If you want to stop millionaires in listed buildings putting in swimming pools without VAT, you'll end up taxing churches putting in disabled ramps and little old ladies in leaky thatched cottages.

And if you want to stop tax relief on charitable donations you'll have to get round the fact it was given in the first place in order to help charities, and taking it away will catch a handful of wrong-un's but mainly just piss all over the people who can least afford it.

I'm getting a little annoyed with a Chancellor who blames other people rather than fixing things. I'm tired of the vast majority paying more while getting less, and the constant media briefings about how it's all a bad man's fault rather than coming up with any bright ideas about how to get that 90 per cent working better and being richer, while keeping as much of an eye as you can on the remaining tenth.

But then, Gideon's last financial qualification was a Maths 'O' level. Although we don't even know if he got that, or if he did at what grade, because he's very conspicuously not told anyone.

My last financial qualification was a B in my Maths GCSE, and while I'd hesitate to lecture the Treasury on long division I do feel able to tell Gideon a thing or two about people.

Stop going after the little man, the middle man and even the big man. It's a massive waste of time and money because they either have no cash, not very much cash, or so much cash they can afford to employ better accountants than you. The bad ones are going to carry on being bad whether you like it or not.

Go after the money, instead. Go after Vodafone, Apple, Google, eBay, Yahoo! and Amazon which earn billions in this country but route it all through Ireland, Holland and Luxembourg.

Chase the Royal Bank of Scotland whose employees are being investigated for criminal tax fraud, Barclays which owes you £500m and Goldman Sachs which owes you £10m interest on its last bill.

You don't need to penalise them out of existence.

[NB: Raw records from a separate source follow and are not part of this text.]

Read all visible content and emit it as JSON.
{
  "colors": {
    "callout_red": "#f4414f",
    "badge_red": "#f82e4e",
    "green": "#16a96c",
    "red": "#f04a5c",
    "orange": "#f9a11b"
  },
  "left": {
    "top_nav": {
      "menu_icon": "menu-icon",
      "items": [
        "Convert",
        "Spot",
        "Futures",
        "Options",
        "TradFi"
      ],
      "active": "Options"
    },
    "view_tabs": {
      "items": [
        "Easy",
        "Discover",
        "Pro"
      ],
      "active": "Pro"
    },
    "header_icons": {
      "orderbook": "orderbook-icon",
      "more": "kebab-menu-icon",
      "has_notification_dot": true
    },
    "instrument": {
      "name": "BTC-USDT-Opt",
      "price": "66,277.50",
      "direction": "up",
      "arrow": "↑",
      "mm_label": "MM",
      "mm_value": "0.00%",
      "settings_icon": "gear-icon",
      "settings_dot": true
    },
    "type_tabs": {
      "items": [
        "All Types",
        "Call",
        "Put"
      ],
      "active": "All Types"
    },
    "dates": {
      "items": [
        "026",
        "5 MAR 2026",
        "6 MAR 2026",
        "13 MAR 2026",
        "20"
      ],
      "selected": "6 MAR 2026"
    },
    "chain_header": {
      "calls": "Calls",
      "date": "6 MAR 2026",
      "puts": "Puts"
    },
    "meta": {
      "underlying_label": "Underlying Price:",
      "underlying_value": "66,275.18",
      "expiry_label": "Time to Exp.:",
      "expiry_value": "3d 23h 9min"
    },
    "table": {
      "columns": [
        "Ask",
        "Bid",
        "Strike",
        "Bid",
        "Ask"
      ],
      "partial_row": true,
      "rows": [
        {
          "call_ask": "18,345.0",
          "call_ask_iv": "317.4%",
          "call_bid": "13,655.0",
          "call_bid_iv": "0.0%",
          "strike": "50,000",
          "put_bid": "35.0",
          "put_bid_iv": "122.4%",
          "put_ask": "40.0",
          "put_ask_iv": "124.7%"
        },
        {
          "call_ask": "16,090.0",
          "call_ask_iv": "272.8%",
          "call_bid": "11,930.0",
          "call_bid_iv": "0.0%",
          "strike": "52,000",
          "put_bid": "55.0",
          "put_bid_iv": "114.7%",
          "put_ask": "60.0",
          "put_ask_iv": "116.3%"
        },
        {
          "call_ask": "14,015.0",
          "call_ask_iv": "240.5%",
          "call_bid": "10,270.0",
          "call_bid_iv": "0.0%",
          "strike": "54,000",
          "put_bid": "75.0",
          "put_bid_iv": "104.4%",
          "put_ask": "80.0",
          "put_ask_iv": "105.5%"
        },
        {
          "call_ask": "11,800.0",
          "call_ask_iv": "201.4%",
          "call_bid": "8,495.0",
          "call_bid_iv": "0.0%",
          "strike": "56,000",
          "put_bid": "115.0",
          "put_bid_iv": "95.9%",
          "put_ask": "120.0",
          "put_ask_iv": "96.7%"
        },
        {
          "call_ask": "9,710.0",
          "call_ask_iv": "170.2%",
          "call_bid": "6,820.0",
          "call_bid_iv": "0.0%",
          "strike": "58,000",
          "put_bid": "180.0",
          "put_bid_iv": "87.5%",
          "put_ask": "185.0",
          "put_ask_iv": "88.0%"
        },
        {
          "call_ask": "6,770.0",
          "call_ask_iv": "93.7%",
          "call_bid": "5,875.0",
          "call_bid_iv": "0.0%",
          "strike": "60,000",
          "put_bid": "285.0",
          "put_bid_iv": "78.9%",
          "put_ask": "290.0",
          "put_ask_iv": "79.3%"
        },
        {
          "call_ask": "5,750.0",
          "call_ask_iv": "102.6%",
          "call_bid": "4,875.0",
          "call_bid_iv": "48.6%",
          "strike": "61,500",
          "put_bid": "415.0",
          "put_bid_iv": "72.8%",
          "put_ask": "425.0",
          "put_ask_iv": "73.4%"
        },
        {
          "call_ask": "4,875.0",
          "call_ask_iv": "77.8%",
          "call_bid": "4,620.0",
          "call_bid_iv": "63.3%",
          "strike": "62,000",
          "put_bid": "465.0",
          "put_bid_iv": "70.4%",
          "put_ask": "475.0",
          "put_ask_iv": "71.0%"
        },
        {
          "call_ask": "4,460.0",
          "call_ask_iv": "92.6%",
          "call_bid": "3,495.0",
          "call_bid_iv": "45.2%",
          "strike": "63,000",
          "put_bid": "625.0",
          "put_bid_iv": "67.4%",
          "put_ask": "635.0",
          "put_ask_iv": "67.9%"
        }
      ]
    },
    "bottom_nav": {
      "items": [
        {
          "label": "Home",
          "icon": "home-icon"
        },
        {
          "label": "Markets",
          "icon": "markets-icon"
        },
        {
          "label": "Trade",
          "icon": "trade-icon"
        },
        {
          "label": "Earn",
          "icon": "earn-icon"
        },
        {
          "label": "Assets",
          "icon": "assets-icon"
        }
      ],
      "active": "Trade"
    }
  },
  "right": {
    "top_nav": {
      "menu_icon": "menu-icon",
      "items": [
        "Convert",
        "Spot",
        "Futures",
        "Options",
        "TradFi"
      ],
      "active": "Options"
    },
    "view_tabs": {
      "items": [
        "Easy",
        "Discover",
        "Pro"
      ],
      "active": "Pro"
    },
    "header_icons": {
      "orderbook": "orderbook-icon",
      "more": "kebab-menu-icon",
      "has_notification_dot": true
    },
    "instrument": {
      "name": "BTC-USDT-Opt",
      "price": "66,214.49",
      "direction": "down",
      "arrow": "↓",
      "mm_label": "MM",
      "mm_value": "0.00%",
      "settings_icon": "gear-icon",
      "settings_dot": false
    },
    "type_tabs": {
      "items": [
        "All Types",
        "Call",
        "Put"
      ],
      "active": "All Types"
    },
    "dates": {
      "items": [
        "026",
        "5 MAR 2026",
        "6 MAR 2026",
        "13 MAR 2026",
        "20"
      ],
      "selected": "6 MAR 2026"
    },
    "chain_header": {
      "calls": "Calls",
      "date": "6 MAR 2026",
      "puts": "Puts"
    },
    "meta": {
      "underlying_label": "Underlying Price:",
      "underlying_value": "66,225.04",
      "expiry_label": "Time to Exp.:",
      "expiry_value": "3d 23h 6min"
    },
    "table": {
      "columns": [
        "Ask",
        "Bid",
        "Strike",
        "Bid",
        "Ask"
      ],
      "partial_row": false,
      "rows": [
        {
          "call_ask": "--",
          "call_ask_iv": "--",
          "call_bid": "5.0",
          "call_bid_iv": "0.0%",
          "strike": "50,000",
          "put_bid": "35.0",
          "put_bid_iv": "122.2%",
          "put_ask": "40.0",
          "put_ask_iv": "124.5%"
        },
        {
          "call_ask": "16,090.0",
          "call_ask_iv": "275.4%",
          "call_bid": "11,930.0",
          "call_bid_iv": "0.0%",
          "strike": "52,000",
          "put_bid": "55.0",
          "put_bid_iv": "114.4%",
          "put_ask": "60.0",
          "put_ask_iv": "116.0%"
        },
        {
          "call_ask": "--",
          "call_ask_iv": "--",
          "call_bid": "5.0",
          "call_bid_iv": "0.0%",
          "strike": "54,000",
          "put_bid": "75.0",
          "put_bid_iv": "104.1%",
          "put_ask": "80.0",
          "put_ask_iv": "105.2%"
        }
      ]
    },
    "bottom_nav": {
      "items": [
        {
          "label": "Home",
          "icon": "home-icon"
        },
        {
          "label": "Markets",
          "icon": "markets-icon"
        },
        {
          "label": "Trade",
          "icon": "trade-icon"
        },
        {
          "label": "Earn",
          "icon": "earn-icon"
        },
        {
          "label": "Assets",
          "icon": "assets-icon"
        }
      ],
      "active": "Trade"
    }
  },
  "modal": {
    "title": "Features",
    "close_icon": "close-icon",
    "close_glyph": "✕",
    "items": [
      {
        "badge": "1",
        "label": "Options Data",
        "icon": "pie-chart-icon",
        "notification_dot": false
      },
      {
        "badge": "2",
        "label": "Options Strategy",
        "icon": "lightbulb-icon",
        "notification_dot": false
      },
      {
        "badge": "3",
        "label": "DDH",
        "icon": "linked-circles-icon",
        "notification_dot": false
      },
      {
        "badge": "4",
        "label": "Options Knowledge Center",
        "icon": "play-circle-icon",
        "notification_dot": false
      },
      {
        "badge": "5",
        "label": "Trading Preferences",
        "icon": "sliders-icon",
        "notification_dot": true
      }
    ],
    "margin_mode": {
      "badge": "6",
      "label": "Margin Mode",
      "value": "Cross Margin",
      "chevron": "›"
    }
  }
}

You don't need to worry they'll all clear off if you expect them to pay normal corporation tax at 25 per cent, a rate most of us would be thrilled with.

They'll stay because there are 62 million people in this country who, if you'd just stop screwing them for five minutes, have money to spend.

Alternatively, carry on as you are and see where it gets you come the next election.

Although if you can do the maths on that I'll be very surprised.

"So 45.8m voters, 90 per cent of them hate me, that's... MILLIONS OF VOTES! Hooray!"